Strauss Zelnick, PDG de Take-Two Interactive, a évoqué lors d’une intervention sur CNBC’s Squawk Pod les choix stratégiques derrière le tarif de Grand Theft Auto VI, ainsi que les relations entre son entreprise et Netflix, à l’approche de la sortie du jeu et d’un partenariat médiatique annoncé.
Un prix « contraint » pour GTA 6
Interrogé sur le prix de vente du titre, fixé à 80 dollars pour l’édition standard et 100 dollars pour l’édition Premium, Zelnick a reconnu que Rockstar et Take-Two auraient pu opter pour un tarif plus élevé. « Nous aurions pu exercer un pouvoir de fixation des prix plus important », a-t-il déclaré, tout en précisant que l’objectif restait de « toujours offrir bien plus de valeur que ce que le consommateur paie ».
Pour le dirigeant, l’expérience d’un joueur dépend à la fois de la qualité du produit et de son coût. « Nous ne voulons pas que qui que ce soit estime que le jeu est hors de portée », a-t-il ajouté, insistant sur la volonté de « ravir » les acheteurs sans les décourager par un prix excessif.
À ce stade, les précommandes penchent légèrement en faveur de l’édition Premium, selon Zelnick, qui nuance cependant ce constat : « Cela reflète peut-être simplement le fait que les joueurs les plus engagés sont ceux qui réservent en premier. » La tendance pourrait évoluer d’ici la sortie officielle.
Un partenariat avec Netflix, mais pas de rachat en vue
La discussion a également porté sur l’extended look exclusif de GTA 6 diffusé sur Netflix le 27 août à 15 h, une opération promotionnelle inédite pour un jeu vidéo. Sans dévoiler le contenu de cet événement, Zelnick a éludé les questions sur d’éventuels projets communs plus ambitieux, comme une acquisition de Take-Two par le géant du streaming.

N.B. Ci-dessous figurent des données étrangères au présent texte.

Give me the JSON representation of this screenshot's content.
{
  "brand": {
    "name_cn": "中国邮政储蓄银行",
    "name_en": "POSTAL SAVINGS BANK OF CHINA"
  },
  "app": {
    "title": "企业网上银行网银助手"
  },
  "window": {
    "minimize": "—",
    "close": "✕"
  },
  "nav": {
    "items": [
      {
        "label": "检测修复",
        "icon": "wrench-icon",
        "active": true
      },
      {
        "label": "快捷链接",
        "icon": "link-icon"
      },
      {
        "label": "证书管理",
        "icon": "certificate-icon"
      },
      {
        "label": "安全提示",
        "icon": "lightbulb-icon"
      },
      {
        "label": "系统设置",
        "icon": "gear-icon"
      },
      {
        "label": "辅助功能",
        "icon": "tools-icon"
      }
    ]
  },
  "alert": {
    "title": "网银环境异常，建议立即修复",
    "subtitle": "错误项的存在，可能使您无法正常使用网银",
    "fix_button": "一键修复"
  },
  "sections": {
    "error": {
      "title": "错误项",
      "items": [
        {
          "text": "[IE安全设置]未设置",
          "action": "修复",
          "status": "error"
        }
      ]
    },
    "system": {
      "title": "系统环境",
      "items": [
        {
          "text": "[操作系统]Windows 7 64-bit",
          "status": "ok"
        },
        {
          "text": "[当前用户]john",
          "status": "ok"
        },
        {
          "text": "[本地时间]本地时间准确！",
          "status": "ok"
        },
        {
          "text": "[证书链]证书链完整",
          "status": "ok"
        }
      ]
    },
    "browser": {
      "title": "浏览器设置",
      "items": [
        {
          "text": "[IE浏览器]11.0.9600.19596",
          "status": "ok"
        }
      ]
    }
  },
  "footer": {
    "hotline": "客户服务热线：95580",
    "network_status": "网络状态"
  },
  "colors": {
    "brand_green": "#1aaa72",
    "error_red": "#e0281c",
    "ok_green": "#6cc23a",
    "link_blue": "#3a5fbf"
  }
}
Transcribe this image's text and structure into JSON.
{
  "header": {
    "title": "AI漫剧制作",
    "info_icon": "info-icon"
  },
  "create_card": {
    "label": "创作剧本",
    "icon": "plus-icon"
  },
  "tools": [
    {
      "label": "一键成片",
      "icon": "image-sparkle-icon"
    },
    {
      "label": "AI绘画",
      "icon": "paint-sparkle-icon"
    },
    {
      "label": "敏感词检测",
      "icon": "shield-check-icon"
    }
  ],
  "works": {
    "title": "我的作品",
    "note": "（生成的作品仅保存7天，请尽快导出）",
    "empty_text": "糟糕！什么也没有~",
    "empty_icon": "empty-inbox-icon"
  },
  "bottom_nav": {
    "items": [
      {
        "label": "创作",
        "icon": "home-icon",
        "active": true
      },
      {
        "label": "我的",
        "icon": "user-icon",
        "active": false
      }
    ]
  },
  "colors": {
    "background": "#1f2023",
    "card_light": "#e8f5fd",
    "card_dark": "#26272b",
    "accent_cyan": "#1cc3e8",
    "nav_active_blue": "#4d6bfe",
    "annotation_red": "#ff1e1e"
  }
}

« Il faudrait demander à Ted Sarandos et Greg Peters (dirigeants de Netflix) quelles sont leurs intentions », a-t-il répondu, rappelant que Netflix avait jusqu’ici privilégié une croissance organique plutôt que des rachats majeurs. « Nous sommes fiers d’avoir bâti Take-Two de manière indépendante », a-t-il souligné, évoquant un chiffre d’affaires attendu de « plus de 8 milliards de dollars » cette année et une rentabilité régulière.
« Si une entreprise mérite de rester indépendante, c’est bien la nôtre », a-t-il conclu, sans exclure pour autant des collaborations ponctuelles, mais sans laisser entendre qu’un rapprochement capitalistique était à l’ordre du jour.